Telnic, the UK firm that invented the .tel domain, says it will offer a kind of "phone book for the internet". The owners of .tel domains will not be able to upload and maintain web pages, as they can for other top-level domains (TLDs) – they will only be able to store contact details such as names, telephone numbers, web and email addresses. A demonstration profile at emma.tel offers a taste of what .tel offers. Visitors are presented with details including Emma's full name, street address, email address, Skype details and location. All those details can be updated instantly at any time.

Subdomains of a single .tel domain can be used to maintain separate profiles: for example, the demonstration site for Henri Asseily maintains separate profiles for his gaming and social activities. And users can make some of their information private, granting access only to people that they have given "friend" status.

Trademark owners have been able to register their protected names as .tel addresses for $399 since December 2008. But from tomorrow, anyone will be free to register any .tel address at a premium price of around $375 for three years.

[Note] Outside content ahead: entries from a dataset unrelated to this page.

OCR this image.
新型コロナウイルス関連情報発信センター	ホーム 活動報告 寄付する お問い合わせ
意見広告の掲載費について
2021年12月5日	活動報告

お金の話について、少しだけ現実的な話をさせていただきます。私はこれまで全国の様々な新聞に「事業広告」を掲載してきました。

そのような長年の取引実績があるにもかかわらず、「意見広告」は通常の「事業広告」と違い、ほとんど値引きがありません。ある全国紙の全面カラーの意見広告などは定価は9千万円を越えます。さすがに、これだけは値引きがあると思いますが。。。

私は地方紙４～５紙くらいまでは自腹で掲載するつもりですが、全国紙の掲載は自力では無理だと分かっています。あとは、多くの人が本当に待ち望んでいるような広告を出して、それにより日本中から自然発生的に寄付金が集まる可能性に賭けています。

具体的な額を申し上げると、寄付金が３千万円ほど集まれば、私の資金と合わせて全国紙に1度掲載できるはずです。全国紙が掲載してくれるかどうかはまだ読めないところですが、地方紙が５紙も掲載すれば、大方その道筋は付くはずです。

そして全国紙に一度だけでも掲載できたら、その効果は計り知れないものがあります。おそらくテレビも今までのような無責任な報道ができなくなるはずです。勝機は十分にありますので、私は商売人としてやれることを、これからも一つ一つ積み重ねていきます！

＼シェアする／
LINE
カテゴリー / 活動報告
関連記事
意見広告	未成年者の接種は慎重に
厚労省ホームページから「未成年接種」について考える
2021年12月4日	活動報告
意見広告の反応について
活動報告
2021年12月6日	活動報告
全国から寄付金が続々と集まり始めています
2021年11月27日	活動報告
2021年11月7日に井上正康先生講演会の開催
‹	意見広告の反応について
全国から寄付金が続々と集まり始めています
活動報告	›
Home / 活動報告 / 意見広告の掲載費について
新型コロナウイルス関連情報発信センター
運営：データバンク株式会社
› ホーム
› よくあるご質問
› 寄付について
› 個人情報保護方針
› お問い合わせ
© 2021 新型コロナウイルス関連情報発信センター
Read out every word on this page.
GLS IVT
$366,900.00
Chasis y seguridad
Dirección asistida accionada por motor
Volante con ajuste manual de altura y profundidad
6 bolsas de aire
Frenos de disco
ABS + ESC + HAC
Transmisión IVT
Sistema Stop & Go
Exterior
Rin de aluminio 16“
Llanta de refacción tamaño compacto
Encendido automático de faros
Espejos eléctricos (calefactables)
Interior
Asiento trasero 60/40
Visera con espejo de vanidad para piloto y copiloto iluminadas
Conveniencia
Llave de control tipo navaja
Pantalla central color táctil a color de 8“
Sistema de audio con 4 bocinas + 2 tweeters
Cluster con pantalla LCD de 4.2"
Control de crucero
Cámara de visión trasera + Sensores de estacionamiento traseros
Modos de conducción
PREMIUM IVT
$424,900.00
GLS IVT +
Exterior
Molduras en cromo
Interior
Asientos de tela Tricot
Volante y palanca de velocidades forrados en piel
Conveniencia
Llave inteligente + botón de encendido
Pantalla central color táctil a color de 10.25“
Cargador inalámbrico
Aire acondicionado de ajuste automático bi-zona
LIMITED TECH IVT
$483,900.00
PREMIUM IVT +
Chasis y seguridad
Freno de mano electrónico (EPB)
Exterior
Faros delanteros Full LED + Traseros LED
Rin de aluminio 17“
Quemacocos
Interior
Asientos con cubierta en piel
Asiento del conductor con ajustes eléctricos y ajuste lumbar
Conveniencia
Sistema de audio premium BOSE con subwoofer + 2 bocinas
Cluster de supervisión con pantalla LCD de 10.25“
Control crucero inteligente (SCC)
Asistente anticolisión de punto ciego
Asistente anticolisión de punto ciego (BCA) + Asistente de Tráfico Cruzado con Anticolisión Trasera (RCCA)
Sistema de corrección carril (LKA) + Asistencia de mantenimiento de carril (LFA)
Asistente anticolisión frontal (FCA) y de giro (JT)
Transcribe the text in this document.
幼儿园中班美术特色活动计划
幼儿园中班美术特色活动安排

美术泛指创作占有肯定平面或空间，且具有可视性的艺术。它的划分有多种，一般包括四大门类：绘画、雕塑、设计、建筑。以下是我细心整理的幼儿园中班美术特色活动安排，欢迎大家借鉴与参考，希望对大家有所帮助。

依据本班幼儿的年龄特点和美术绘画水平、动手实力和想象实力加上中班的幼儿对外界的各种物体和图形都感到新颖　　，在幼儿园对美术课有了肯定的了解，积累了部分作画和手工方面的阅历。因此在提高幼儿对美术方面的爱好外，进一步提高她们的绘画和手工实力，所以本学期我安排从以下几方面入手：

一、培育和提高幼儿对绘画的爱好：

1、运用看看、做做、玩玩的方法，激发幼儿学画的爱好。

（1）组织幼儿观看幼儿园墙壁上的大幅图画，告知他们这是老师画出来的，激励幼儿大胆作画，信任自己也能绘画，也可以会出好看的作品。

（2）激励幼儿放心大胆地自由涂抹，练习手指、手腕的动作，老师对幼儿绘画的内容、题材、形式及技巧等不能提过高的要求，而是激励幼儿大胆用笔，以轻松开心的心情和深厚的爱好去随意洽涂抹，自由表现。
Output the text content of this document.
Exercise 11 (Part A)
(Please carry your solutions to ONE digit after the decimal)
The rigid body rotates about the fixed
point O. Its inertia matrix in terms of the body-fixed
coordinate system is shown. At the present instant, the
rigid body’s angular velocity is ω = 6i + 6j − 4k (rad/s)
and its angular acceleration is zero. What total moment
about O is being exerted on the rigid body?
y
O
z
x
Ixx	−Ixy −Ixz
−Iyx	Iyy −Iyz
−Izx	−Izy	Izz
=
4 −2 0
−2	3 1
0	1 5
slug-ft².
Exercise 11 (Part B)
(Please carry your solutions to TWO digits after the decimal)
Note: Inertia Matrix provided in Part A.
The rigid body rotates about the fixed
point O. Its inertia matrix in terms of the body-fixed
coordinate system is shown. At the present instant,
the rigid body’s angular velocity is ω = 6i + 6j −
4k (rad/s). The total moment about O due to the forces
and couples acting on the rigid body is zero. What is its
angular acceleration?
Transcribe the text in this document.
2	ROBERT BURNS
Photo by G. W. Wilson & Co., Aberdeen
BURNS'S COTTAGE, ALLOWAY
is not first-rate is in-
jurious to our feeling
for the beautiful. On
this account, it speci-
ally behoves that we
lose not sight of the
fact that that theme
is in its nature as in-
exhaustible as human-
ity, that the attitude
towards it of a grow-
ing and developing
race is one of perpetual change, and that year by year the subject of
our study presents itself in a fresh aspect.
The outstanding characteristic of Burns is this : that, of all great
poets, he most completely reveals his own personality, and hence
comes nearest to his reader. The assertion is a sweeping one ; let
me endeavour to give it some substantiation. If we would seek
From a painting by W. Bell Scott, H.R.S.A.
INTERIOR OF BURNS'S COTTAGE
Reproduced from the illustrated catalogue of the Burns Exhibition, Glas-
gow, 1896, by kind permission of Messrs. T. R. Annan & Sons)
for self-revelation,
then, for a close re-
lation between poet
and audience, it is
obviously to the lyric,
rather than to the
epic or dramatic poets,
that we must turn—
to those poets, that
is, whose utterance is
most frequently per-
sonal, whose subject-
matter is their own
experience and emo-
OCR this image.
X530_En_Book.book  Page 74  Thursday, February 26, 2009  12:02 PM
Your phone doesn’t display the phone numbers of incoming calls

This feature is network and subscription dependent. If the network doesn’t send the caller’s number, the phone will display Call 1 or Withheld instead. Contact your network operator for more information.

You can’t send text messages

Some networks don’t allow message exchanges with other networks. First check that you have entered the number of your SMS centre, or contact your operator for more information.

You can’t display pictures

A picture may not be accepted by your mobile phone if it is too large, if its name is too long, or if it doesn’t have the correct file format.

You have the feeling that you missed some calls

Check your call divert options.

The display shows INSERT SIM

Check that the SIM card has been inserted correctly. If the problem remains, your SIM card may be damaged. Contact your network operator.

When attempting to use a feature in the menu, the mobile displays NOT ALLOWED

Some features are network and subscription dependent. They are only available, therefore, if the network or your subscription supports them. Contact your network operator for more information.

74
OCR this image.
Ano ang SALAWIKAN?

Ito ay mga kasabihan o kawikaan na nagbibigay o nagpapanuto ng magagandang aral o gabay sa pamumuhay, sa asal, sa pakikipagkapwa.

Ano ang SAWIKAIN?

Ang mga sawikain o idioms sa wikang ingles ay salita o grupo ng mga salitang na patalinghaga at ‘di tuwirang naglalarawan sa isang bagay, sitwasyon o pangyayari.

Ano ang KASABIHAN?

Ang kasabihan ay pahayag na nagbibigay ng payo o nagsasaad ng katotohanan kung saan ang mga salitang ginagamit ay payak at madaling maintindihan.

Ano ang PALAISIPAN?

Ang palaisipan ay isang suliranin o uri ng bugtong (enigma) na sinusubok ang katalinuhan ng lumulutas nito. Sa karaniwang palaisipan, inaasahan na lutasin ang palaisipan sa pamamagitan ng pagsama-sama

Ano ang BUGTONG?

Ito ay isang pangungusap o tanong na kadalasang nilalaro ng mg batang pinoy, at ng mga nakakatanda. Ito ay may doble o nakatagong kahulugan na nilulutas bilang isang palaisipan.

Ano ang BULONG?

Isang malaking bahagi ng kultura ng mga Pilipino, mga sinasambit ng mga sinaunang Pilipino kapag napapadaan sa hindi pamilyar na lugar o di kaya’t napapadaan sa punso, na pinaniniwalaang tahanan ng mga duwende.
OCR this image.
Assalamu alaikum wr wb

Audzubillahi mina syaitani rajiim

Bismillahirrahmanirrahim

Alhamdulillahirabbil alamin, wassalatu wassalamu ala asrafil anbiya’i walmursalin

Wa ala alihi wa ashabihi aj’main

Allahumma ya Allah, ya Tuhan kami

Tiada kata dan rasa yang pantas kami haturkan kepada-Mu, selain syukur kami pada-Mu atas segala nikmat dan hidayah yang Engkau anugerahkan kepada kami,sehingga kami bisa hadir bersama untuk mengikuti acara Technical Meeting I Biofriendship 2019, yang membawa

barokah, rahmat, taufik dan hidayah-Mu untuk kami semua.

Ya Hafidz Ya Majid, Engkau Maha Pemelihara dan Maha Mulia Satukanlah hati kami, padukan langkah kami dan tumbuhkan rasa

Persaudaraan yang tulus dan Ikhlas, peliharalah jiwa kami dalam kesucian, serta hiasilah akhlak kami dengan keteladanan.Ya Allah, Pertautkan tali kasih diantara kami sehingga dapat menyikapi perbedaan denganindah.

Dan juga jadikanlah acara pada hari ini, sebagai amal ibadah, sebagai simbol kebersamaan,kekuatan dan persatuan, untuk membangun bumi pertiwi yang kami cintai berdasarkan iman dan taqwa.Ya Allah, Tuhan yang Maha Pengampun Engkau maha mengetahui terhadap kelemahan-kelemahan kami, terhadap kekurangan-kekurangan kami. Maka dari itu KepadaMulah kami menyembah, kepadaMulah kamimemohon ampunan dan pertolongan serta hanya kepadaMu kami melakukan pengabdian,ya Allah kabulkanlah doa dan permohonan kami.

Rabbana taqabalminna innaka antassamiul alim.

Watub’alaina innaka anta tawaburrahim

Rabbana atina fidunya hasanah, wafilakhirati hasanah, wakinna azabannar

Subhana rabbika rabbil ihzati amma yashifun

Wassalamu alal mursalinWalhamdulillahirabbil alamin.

From 23 March the price will drop to around $20 for a year's registration.

Will .tel catch on? Many other top-level domains have struggled to establish themselves with web users. But Thomas Herbert, UK product manager for multinational domain hosting firm Hostway, which intends to sell .tel domains, notes that "this is the first TLD to be so specific in terms of what it does" – which might help it to stand out from the crowd.